Musici ambulanti: interagire tracciando i gesti della mano

“Chi sono i personaggi dipinti nell’affresco?” “Cosa rappresenta l’oggetto raffigurato nel mosaico?” Domande frequenti quando visitiamo un museo. Spesso le poniamo a guide esperte e altrettanto frequentemente le accompagnamo col gesto di indicare l’elememto d’interesse della domanda.

Tutto ciò non è possibile quando la nostra visita non è arricchita dalla presenza di una guida ma, in questi casi, a rispondere alle domande potrebbe essere un motore di intelligenza artificiale.

È lo scenario che ha ispirato la tecnologia progettata e realizzata dalla DMC ed esposta al MANN, il Museo Archeologico Nazionale di Napoli.

La tecnologia prevede la presenza di sensori e moduli software in grado di rilevare la presenza di visitatori di fronte a un reperto e un modulo di intelligenza artificiale istruito per identificare e interpretare i gesti dei visitatori.

Quando un visitatore indica un dettaglio del reperto, il software rileva ed interpreta il gesto compiuto e presenta al visitatore contenuti di approfondimento inerenti al dettaglio indicato.

Abbiamo progettato l’installazione tecnologica per valorizzare il mosaico dei Musici ambulanti, risalente al I sec. a.C. e ritrovato a Pompei nella cosiddetta villa di Cicerone.
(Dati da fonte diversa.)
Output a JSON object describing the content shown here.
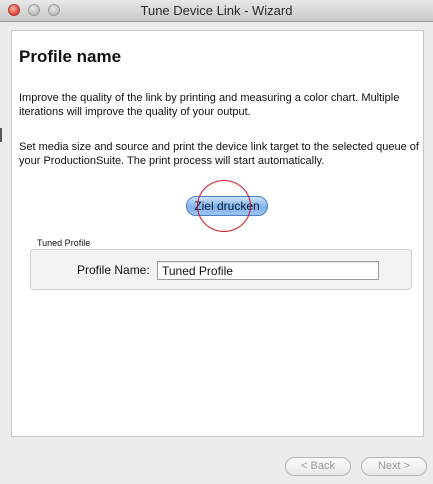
{
  "window": {
    "title": "Tune Device Link - Wizard"
  },
  "page": {
    "heading": "Profile name",
    "paragraph_1": "Improve the quality of the link by printing and measuring a color chart. Multiple iterations will improve the quality of your output.",
    "paragraph_2": "Set media size and source and print the device link target to the selected queue of your ProductionSuite. The print process will start automatically.",
    "print_button_label": "Ziel drucken"
  },
  "tuned_profile": {
    "group_label": "Tuned Profile",
    "field_label": "Profile Name:",
    "field_value": "Tuned Profile"
  },
  "navigation": {
    "back_label": "< Back",
    "next_label": "Next >"
  },
  "colors": {
    "accent": "#7fb2ee",
    "click_marker": "#d2151b"
  }
}
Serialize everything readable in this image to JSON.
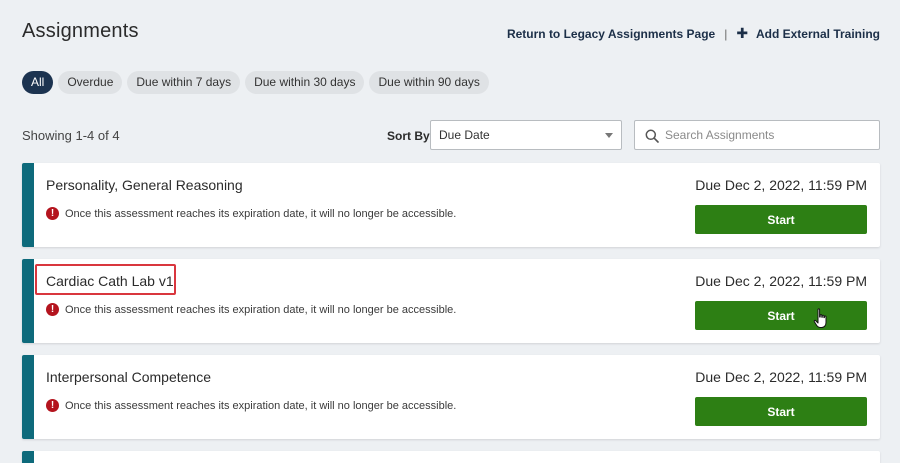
{
  "header": {
    "title": "Assignments",
    "legacy_link": "Return to Legacy Assignments Page",
    "separator": "|",
    "add_link": "Add External Training"
  },
  "filters": [
    {
      "label": "All",
      "active": true
    },
    {
      "label": "Overdue",
      "active": false
    },
    {
      "label": "Due within 7 days",
      "active": false
    },
    {
      "label": "Due within 30 days",
      "active": false
    },
    {
      "label": "Due within 90 days",
      "active": false
    }
  ],
  "toolbar": {
    "showing": "Showing 1-4 of 4",
    "sort_label": "Sort By",
    "sort_value": "Due Date",
    "search_placeholder": "Search Assignments"
  },
  "assignments": [
    {
      "title": "Personality, General Reasoning",
      "due": "Due Dec 2, 2022, 11:59 PM",
      "warning": "Once this assessment reaches its expiration date, it will no longer be accessible.",
      "button": "Start"
    },
    {
      "title": "Cardiac Cath Lab v1",
      "due": "Due Dec 2, 2022, 11:59 PM",
      "warning": "Once this assessment reaches its expiration date, it will no longer be accessible.",
      "button": "Start"
    },
    {
      "title": "Interpersonal Competence",
      "due": "Due Dec 2, 2022, 11:59 PM",
      "warning": "Once this assessment reaches its expiration date, it will no longer be accessible.",
      "button": "Start"
    }
  ],
  "colors": {
    "accent": "#0e6a7b",
    "start_button": "#2d7f14",
    "active_pill": "#1c3350",
    "warning": "#b4141e",
    "highlight": "#d9363e"
  },
  "icons": {
    "plus": "plus-icon",
    "search": "search-icon",
    "warning": "warning-icon",
    "caret": "chevron-down-icon",
    "cursor": "hand-pointer-icon"
  }
}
Si tratta di uno dei reperti principali del museo, ricco di spunti nascosti da raccontare, che vanno ben al di là di quanto i visitatori possono vedere.

Grazie agli esperti archeologi del MANN, abbiamo individuato 7 dettagli chiave del mosaico, per i quali abbiamo prodotto altrettanti contenuti multimediali. Quando il visitatore indica uno dei dettagli chiave, il software attiva il contenuto multimediale associato.

L’installazione è stata inaugurata durante l’avvio del FestivalMANN 2018.